Endemic Covid: Wall Street is ready but the WHO isn’t so sure



The world may be grappling with record cases of Covid-19 as Omicron spreads like no variant of the virus before it.

But some senior European figures, such as Spanish premier Pedro Sanchez, Switzerland’s interior minister, and the UK’s education secretary, have suggested in the past week that, as Omicron appears to cause less severe illness than earlier strains, it’s time to start thinking about the coronavirus as an endemic disease that we’ll just have to live with, like the flu.

In the Republic, the move by the Government to relax close-contact rules from Friday, against the backdrop of a surge in cases leading to chronic staffing shortages across the healthcare system and wider economy, is also a tacit acknowledgment we’re heading into a different phase.

The World Health Organisation cautioned this week, however, that it is too early to declare that the disease – which has resulted in 320 million recorded cases and 5.5 million deaths over the past two years – had gone from being pandemic to endemic.

“Endemicity assumes that there’s stable circulation of the virus, at predictable levels and potentially known and predictable waves of epidemic transmission,” Catherine Smallwood, a senior emergency officer at WHO Europe, said on Tuesday, as the agency warned that more than half of Europe could be infected in the next six to eight weeks, amid “a new west-to-east tidal wave seeping across the region”.

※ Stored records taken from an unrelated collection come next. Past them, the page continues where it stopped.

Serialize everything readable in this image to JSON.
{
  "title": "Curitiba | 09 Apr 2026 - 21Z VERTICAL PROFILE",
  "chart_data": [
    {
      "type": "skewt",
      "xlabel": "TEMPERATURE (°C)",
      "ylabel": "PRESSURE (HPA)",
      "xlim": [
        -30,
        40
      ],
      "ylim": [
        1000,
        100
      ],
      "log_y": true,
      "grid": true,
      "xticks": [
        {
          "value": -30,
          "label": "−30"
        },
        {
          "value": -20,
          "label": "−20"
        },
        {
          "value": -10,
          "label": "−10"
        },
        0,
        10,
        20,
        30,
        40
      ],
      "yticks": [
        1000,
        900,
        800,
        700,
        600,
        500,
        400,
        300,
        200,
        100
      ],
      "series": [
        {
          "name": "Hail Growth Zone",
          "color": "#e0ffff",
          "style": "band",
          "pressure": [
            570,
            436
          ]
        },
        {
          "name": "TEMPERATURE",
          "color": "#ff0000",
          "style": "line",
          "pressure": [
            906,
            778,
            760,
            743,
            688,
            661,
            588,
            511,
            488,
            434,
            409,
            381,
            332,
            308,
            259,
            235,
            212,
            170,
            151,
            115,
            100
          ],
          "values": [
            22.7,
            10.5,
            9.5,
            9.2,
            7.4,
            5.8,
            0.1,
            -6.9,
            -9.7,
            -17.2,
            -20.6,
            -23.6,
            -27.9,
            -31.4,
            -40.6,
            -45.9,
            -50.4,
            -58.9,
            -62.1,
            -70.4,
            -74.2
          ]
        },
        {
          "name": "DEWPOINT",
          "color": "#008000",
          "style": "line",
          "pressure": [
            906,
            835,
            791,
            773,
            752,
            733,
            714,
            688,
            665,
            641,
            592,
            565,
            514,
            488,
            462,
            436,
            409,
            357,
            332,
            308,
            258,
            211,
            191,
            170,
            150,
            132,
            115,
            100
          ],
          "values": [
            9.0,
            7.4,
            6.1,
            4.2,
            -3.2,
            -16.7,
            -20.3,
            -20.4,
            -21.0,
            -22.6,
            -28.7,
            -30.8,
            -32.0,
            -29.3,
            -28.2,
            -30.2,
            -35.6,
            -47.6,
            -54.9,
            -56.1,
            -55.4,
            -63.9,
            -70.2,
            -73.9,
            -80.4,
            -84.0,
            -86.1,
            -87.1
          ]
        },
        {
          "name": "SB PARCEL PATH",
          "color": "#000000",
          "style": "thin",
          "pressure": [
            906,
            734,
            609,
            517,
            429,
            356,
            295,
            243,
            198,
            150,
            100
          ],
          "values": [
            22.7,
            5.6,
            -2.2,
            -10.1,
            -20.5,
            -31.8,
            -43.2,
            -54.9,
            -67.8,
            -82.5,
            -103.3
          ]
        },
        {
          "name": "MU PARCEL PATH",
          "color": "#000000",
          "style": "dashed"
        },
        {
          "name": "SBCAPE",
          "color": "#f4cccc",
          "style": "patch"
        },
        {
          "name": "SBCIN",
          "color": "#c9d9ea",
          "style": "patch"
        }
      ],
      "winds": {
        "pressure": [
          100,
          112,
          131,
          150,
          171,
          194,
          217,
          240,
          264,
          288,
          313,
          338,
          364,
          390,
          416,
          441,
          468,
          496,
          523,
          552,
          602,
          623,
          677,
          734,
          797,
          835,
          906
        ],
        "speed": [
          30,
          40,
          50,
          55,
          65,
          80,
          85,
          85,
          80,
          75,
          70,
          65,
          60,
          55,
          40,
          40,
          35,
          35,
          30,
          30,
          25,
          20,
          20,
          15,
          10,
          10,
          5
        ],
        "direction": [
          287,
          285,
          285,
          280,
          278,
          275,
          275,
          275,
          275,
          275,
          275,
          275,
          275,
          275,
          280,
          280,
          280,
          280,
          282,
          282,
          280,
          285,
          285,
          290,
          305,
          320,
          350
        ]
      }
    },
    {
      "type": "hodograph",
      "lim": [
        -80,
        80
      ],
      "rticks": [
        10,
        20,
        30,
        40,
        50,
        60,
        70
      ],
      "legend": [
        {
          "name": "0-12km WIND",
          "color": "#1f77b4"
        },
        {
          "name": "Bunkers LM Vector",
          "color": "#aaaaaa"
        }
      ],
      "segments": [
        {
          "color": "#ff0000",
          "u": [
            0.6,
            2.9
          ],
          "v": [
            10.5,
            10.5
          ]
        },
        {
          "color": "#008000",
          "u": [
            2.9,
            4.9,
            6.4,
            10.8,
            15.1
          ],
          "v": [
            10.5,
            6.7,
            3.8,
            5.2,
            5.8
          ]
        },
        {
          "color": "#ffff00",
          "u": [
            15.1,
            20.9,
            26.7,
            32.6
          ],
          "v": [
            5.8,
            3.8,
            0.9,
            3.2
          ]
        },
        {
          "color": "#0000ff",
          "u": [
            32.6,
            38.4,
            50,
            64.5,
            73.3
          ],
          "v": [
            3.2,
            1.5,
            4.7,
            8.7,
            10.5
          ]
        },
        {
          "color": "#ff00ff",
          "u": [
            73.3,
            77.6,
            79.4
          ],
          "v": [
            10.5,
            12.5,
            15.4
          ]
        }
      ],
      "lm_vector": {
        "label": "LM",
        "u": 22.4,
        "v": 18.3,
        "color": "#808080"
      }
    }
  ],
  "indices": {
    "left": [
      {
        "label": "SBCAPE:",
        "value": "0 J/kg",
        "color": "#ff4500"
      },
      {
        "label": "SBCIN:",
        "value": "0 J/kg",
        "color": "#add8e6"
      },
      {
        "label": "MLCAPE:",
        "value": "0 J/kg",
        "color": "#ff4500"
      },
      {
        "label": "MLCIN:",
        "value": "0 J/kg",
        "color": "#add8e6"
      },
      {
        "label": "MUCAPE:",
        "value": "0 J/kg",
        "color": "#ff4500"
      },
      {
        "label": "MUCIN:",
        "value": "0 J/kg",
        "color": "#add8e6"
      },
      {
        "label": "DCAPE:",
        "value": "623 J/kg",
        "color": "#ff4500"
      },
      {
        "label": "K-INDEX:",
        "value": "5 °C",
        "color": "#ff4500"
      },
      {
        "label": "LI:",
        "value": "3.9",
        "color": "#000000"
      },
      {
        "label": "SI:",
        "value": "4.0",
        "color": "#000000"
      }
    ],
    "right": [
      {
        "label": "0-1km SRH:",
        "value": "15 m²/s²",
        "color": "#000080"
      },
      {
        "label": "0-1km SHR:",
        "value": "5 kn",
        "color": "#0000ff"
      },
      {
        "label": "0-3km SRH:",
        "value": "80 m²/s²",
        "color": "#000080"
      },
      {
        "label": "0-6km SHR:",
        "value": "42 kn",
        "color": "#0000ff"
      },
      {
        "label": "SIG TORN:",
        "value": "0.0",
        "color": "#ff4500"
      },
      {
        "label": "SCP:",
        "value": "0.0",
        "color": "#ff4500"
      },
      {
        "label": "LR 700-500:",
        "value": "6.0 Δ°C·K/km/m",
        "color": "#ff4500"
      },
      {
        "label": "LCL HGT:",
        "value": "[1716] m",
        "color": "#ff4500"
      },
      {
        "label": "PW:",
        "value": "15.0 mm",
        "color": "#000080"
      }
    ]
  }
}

Still, financial market soothsayers on Wall Street and in the City of London are looking further ahead.

Deutsche Bank strategists said in a report this week that there is little doubt that the rapid spread of Omicron “will slow large swathes of the economic landscape” in the coming months, the pandemic is likely to transition into an endemic as the year progresses.

Bank of America economists said they believe that the global economy will endure a “roughly two-month shock”, with the main problem being the sheer amount of people quarantining hitting labour supply and general output.

It doesn’t help that, for now, we’re seeing varying approaches to the handling the latest phase. China’s “zero Covid” policy, for example, currently has about 20 million people confined to their homes, having put three cities into lockdown since late last month.

“In the near term, Omicron poses downside risks to our outlook. Even if there are no lockdowns, we should expect short but sharp economic disruptions in most parts of the world,” the Bank of America economists, led by Ethan Harris, said in a report this week.

However, they said there is a chance that Covid will be endemic by the time the Omicron wave subsidies.

“That is, the virus will continue to circulate in the population but there will be high levels of immunity and a very large majority of cases will be mild. Thus many aspects of life and economic activity will normalise,” they said. “There will still be a risk of new variants, but the hope is that they will not be able to outcompete Omicron because it is already so transmissible and vaccine-resistant.”

If this scenario plays out, Bank of America reckons that there will be “meaningful upside to our medium-term economic outlook”, which currently calls for global gross domestic product (GDP) to advance 4.3 per cent this year and 3.5 per cent in 2023, following a 5.8 per cent rally in output last year from the initial Covid shock.

The big risks hanging over the economy and financial markets are the threat of policy error as central banks deal with the spectre of inflation, which has reared its ugly head in the past year.

There are a few schools of thought about what a move by the coronavirus to an endemic stage will do for inflation, which was soaring as of last month at a near 40-year high of 7 per cent in the US and a record 5 per cent across the euro zone.

One is that inflation decelerates as Covid restrictions continue to be rolled back, easing global supply bottlenecks. Another is that a move into the next stage will accelerate demand, leading to a repeat of the surge in consumer prices that we saw from the rapid reopening of the global economy in the first half of last year.

The big fear would be that if China tries to maintain its policy of supressing all cases at a time when other parts of the world continue to loosen restrictions, it could affect global supply chains further.

As things stand, financial markets are currently pricing in three rate hikes from the US Federal Reserve this year, starting from March, as the world’s most influential central bank tries to rein in inflation. The Bank of England decided last month that it could wait no longer, raising its main rate from 0.1 per cent to 0.25 per cent.

The European Central Bank (ECB) president Christine Lagarde and her chief economist Philip Lane may be sticking doggedly to the line that rate hikes in the euro zone are unlikely this year, in the belief that price growth will ease off as 2022 progresses. But the ECB’s vice president, Luis de Guidos, conceded on Thursday that euro zone Inflation is not going to be as “transitory” as forecast only some months ago. “The assessment of risk for inflation is moderately tilted to the upside over the next 12 months,” he said.

Central banks are entering dangerous territory. If they move too slowly, inflation may become entrenched, which could force monetary authorities to act aggressively further down the line, potentially triggering recession.

If central banks move too quickly – especially when governments are easing back on emergency business and household supports, and there remains a risk of more potent Covid variants appearing – it could derail the current recovery.